Gabby (Edmund Lowe) finds work in a high-rise garage and quickly discovers it’s a Chop Shop, as his Brother-in-Law “Beef” (James Gleason) chooses to look the other way: this is Depression Era, after all! Of course, it’s not Melodrama without a Femme Fatale and the Boss’ girl Silver (Wynne Gibson) soon falls for Gabby. But the story isn’t about their secret romance (hell, the Boss doesn’t seem to care much), it’s about criminal racketeering and revenge. When Beef’s little boy Buddy (Dickie Moore) is struck by one of the stolen cars and crippled (temporarily), Beef seeks to assuage his own participatory guilt and ends up dead by CO. Gabby, knowing Beef was murdered, confronts the Boss and his mute henchmen, which leads to a thrilling climax of poetic justice by automobile.
Some interesting things. The boss uses a 1930’s type of text message to communicate with his henchmen and give them orders or to warn them of impending danger. The Boss’ henchman, an almost hunchbacked and leering man, mute and evilly expressive, may be the Big Boss pretending to be the apparatchik! Also, the garage hides a Speakeasy behind a chauffeured limousine on its upper floor, accessible only by entering the vehicle and exiting through the passenger side door! When Buddy is struck by the stolen vehicle, the event is created by some wonderful cross-cutting and quick tempo editing, then we see the child get run over! Damn, Pre-Code films were fucking harsh.

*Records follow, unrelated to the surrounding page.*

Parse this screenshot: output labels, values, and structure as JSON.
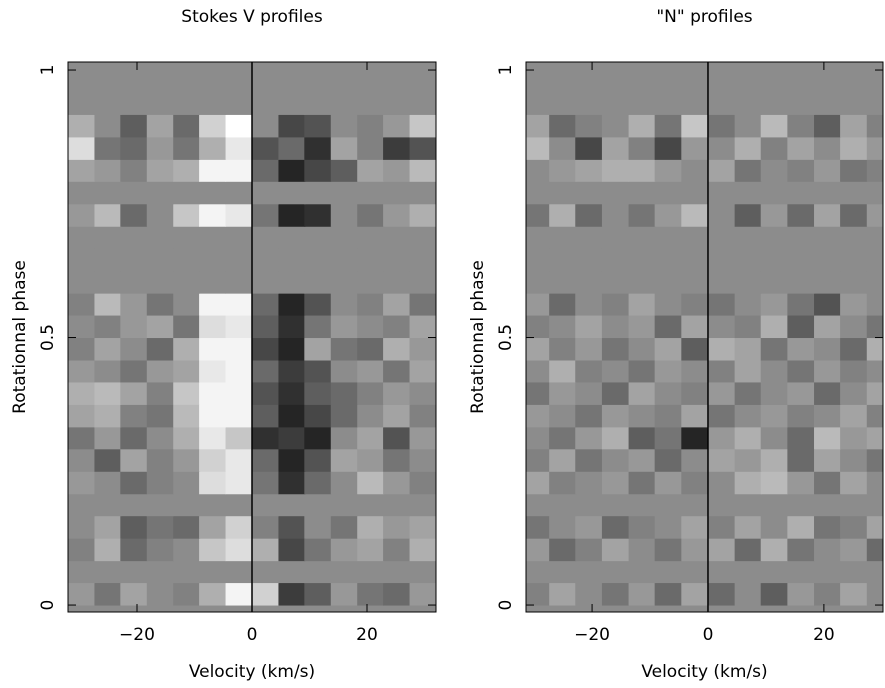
{
  "chart_data": [
    {
      "type": "heatmap",
      "title": "Stokes V profiles",
      "xlabel": "Velocity (km/s)",
      "ylabel": "Rotationnal phase",
      "xlim": [
        -32,
        32
      ],
      "ylim": [
        -0.013,
        1.015
      ],
      "clim": [
        -1,
        1
      ],
      "colormap": "gray",
      "xticks": [
        {
          "value": -20,
          "label": "−20"
        },
        0,
        20
      ],
      "yticks": [
        0,
        0.5,
        1
      ],
      "x": [
        -29.7,
        -25.1,
        -20.6,
        -16,
        -11.4,
        -6.9,
        -2.3,
        2.3,
        6.9,
        11.4,
        16,
        20.6,
        25.1,
        29.7
      ],
      "y": [
        0.021,
        0.063,
        0.104,
        0.146,
        0.188,
        0.229,
        0.271,
        0.313,
        0.354,
        0.396,
        0.438,
        0.479,
        0.521,
        0.563,
        0.604,
        0.646,
        0.688,
        0.729,
        0.771,
        0.813,
        0.854,
        0.896,
        0.938,
        0.979
      ],
      "values": [
        [
          0.1,
          -0.2,
          0.2,
          0,
          -0.1,
          0.3,
          0.9,
          0.6,
          -0.7,
          -0.4,
          0.1,
          -0.2,
          -0.3,
          0.1
        ],
        [
          0,
          0,
          0,
          0,
          0,
          0,
          0,
          0,
          0,
          0,
          0,
          0,
          0,
          0
        ],
        [
          -0.1,
          0.3,
          -0.3,
          -0.1,
          0,
          0.5,
          0.7,
          0.3,
          -0.6,
          -0.2,
          0.1,
          0.2,
          -0.1,
          0.3
        ],
        [
          0,
          0.2,
          -0.4,
          -0.2,
          -0.3,
          0.2,
          0.6,
          -0.1,
          -0.5,
          0,
          -0.2,
          0.3,
          0.1,
          0.2
        ],
        [
          0,
          0,
          0,
          0,
          0,
          0,
          0,
          0,
          0,
          0,
          0,
          0,
          0,
          0
        ],
        [
          0.1,
          0,
          -0.3,
          -0.1,
          0,
          0.7,
          0.8,
          -0.2,
          -0.8,
          -0.3,
          0,
          0.4,
          0.1,
          -0.1
        ],
        [
          0,
          -0.4,
          0.2,
          -0.1,
          0.1,
          0.6,
          0.8,
          -0.3,
          -0.9,
          -0.5,
          0.2,
          0.1,
          -0.2,
          0
        ],
        [
          -0.2,
          0.1,
          -0.3,
          0,
          0.3,
          0.8,
          0.5,
          -0.8,
          -0.7,
          -0.9,
          0,
          0.2,
          -0.5,
          0.1
        ],
        [
          0.2,
          0.3,
          -0.1,
          -0.2,
          0.4,
          0.9,
          0.9,
          -0.4,
          -0.9,
          -0.6,
          -0.3,
          0,
          0.2,
          -0.1
        ],
        [
          0.3,
          0.4,
          0.2,
          -0.1,
          0.5,
          0.9,
          0.9,
          -0.5,
          -0.8,
          -0.4,
          -0.3,
          -0.1,
          0.1,
          0
        ],
        [
          0.1,
          0,
          -0.2,
          0.1,
          0.2,
          0.8,
          0.9,
          -0.3,
          -0.7,
          -0.5,
          0,
          0.1,
          -0.2,
          0.2
        ],
        [
          -0.1,
          0.2,
          0,
          -0.3,
          0.3,
          0.9,
          0.9,
          -0.6,
          -0.9,
          0.2,
          -0.2,
          -0.3,
          0.3,
          0.1
        ],
        [
          0,
          -0.1,
          0.1,
          0.2,
          -0.2,
          0.7,
          0.8,
          -0.4,
          -0.8,
          -0.2,
          0.1,
          0,
          -0.1,
          0.2
        ],
        [
          -0.1,
          0.4,
          0.1,
          -0.2,
          0,
          0.9,
          0.9,
          -0.3,
          -0.9,
          -0.5,
          0,
          -0.1,
          0.2,
          -0.2
        ],
        [
          0,
          0,
          0,
          0,
          0,
          0,
          0,
          0,
          0,
          0,
          0,
          0,
          0,
          0
        ],
        [
          0,
          0,
          0,
          0,
          0,
          0,
          0,
          0,
          0,
          0,
          0,
          0,
          0,
          0
        ],
        [
          0,
          0,
          0,
          0,
          0,
          0,
          0,
          0,
          0,
          0,
          0,
          0,
          0,
          0
        ],
        [
          0.1,
          0.4,
          -0.3,
          0,
          0.5,
          0.9,
          0.8,
          -0.2,
          -0.9,
          -0.8,
          0,
          -0.2,
          0.1,
          0.3
        ],
        [
          0,
          0,
          0,
          0,
          0,
          0,
          0,
          0,
          0,
          0,
          0,
          0,
          0,
          0
        ],
        [
          0.2,
          0.1,
          -0.1,
          0.2,
          0.3,
          0.9,
          0.9,
          -0.3,
          -0.9,
          -0.6,
          -0.4,
          0.2,
          0.1,
          0.4
        ],
        [
          0.7,
          -0.2,
          -0.3,
          0.1,
          -0.2,
          0.3,
          0.8,
          -0.5,
          -0.3,
          -0.8,
          0.2,
          -0.1,
          -0.7,
          -0.5
        ],
        [
          0.3,
          0,
          -0.4,
          0.2,
          -0.3,
          0.6,
          1,
          0,
          -0.6,
          -0.5,
          0,
          -0.1,
          0.1,
          0.5
        ],
        [
          0,
          0,
          0,
          0,
          0,
          0,
          0,
          0,
          0,
          0,
          0,
          0,
          0,
          0
        ],
        [
          0,
          0,
          0,
          0,
          0,
          0,
          0,
          0,
          0,
          0,
          0,
          0,
          0,
          0
        ]
      ]
    },
    {
      "type": "heatmap",
      "title": "\"N\" profiles",
      "xlabel": "Velocity (km/s)",
      "ylabel": "Rotationnal phase",
      "xlim": [
        -31.4,
        30.2
      ],
      "ylim": [
        -0.013,
        1.015
      ],
      "clim": [
        -1,
        1
      ],
      "colormap": "gray",
      "xticks": [
        {
          "value": -20,
          "label": "−20"
        },
        0,
        20
      ],
      "yticks": [
        0,
        0.5,
        1
      ],
      "x": [
        -29.7,
        -25.1,
        -20.6,
        -16,
        -11.4,
        -6.9,
        -2.3,
        2.3,
        6.9,
        11.4,
        16,
        20.6,
        25.1,
        29.7
      ],
      "y": [
        0.021,
        0.063,
        0.104,
        0.146,
        0.188,
        0.229,
        0.271,
        0.313,
        0.354,
        0.396,
        0.438,
        0.479,
        0.521,
        0.563,
        0.604,
        0.646,
        0.688,
        0.729,
        0.771,
        0.813,
        0.854,
        0.896,
        0.938,
        0.979
      ],
      "values": [
        [
          -0.1,
          0.2,
          0,
          -0.2,
          0.1,
          -0.3,
          0.2,
          -0.3,
          0,
          -0.4,
          0.1,
          -0.1,
          0.2,
          0
        ],
        [
          0,
          0,
          0,
          0,
          0,
          0,
          0,
          0,
          0,
          0,
          0,
          0,
          0,
          0
        ],
        [
          0.1,
          -0.3,
          -0.1,
          0.2,
          0,
          -0.2,
          0.1,
          0.2,
          -0.3,
          0.3,
          -0.2,
          0,
          0.1,
          -0.3
        ],
        [
          -0.2,
          0,
          0.1,
          -0.3,
          -0.1,
          0,
          0.2,
          -0.1,
          0.2,
          0,
          0.3,
          -0.2,
          -0.1,
          0.2
        ],
        [
          0,
          0,
          0,
          0,
          0,
          0,
          0,
          0,
          0,
          0,
          0,
          0,
          0,
          0
        ],
        [
          0.2,
          -0.1,
          0,
          0.1,
          -0.2,
          0.1,
          -0.1,
          0,
          0.3,
          0.4,
          0.1,
          -0.2,
          0.2,
          0
        ],
        [
          -0.1,
          0.2,
          -0.2,
          0,
          0.1,
          -0.3,
          0,
          0.2,
          0.1,
          0.3,
          -0.3,
          0.2,
          0,
          -0.2
        ],
        [
          0,
          -0.2,
          0.1,
          0.3,
          -0.4,
          -0.2,
          -0.9,
          0.1,
          0.3,
          0,
          -0.3,
          0.4,
          0.1,
          0.2
        ],
        [
          0.1,
          0,
          -0.2,
          0.1,
          0,
          -0.1,
          0.2,
          -0.2,
          0,
          0.1,
          -0.1,
          0,
          0.2,
          -0.1
        ],
        [
          -0.2,
          0.1,
          0,
          -0.3,
          0.2,
          0,
          -0.1,
          0.1,
          -0.2,
          0,
          0.1,
          -0.3,
          0,
          0.2
        ],
        [
          0,
          0.3,
          -0.1,
          0,
          -0.2,
          0.1,
          0,
          -0.1,
          0.2,
          0,
          -0.2,
          0.1,
          -0.1,
          0
        ],
        [
          0.2,
          -0.1,
          0.1,
          -0.2,
          0,
          0.2,
          -0.4,
          0.3,
          0.2,
          -0.2,
          0.1,
          0,
          -0.3,
          0.3
        ],
        [
          -0.1,
          0,
          0.2,
          0,
          0.1,
          -0.3,
          0.2,
          0,
          -0.1,
          0.3,
          -0.4,
          0.2,
          0,
          -0.2
        ],
        [
          0.1,
          -0.3,
          0,
          -0.1,
          0.2,
          0,
          -0.1,
          -0.2,
          0,
          0.1,
          -0.2,
          -0.5,
          0.1,
          0
        ],
        [
          0,
          0,
          0,
          0,
          0,
          0,
          0,
          0,
          0,
          0,
          0,
          0,
          0,
          0
        ],
        [
          0,
          0,
          0,
          0,
          0,
          0,
          0,
          0,
          0,
          0,
          0,
          0,
          0,
          0
        ],
        [
          0,
          0,
          0,
          0,
          0,
          0,
          0,
          0,
          0,
          0,
          0,
          0,
          0,
          0
        ],
        [
          -0.2,
          0.3,
          -0.3,
          0,
          -0.2,
          0.1,
          0.4,
          0,
          -0.4,
          0.1,
          -0.3,
          0.2,
          -0.3,
          0.1
        ],
        [
          0,
          0,
          0,
          0,
          0,
          0,
          0,
          0,
          0,
          0,
          0,
          0,
          0,
          0
        ],
        [
          0,
          0.1,
          0.2,
          0.3,
          0.3,
          0.1,
          0,
          0.2,
          -0.2,
          0,
          -0.1,
          0.1,
          -0.2,
          -0.1
        ],
        [
          0.4,
          0,
          -0.6,
          0.2,
          -0.1,
          -0.6,
          0.1,
          0,
          0.3,
          -0.1,
          0.2,
          0,
          0.3,
          0.1
        ],
        [
          0.2,
          -0.3,
          -0.1,
          0,
          0.3,
          -0.2,
          0.5,
          -0.2,
          0,
          0.4,
          -0.1,
          -0.4,
          0.2,
          -0.1
        ],
        [
          0,
          0,
          0,
          0,
          0,
          0,
          0,
          0,
          0,
          0,
          0,
          0,
          0,
          0
        ],
        [
          0,
          0,
          0,
          0,
          0,
          0,
          0,
          0,
          0,
          0,
          0,
          0,
          0,
          0
        ]
      ]
    }
  ]
}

Finally, in the denouement as the Boss races down the multi-story ramp in his limousine, and his henchmen race upwards with police in hot pursuit, we get a bombastic dose of gravity (and gravitas) as the head-on collision sends the Boss’ car plummeting to a fiery death! And once again, we get to see the death with some neat miniature work. And my favorite part is the call-back in the finale: Gabby interrupted a wedding ceremony between some sideshow performers (Tod Browning, anyone?) in the very first reel and Stoloff give the little person Groom the final word: a blustery raspberry!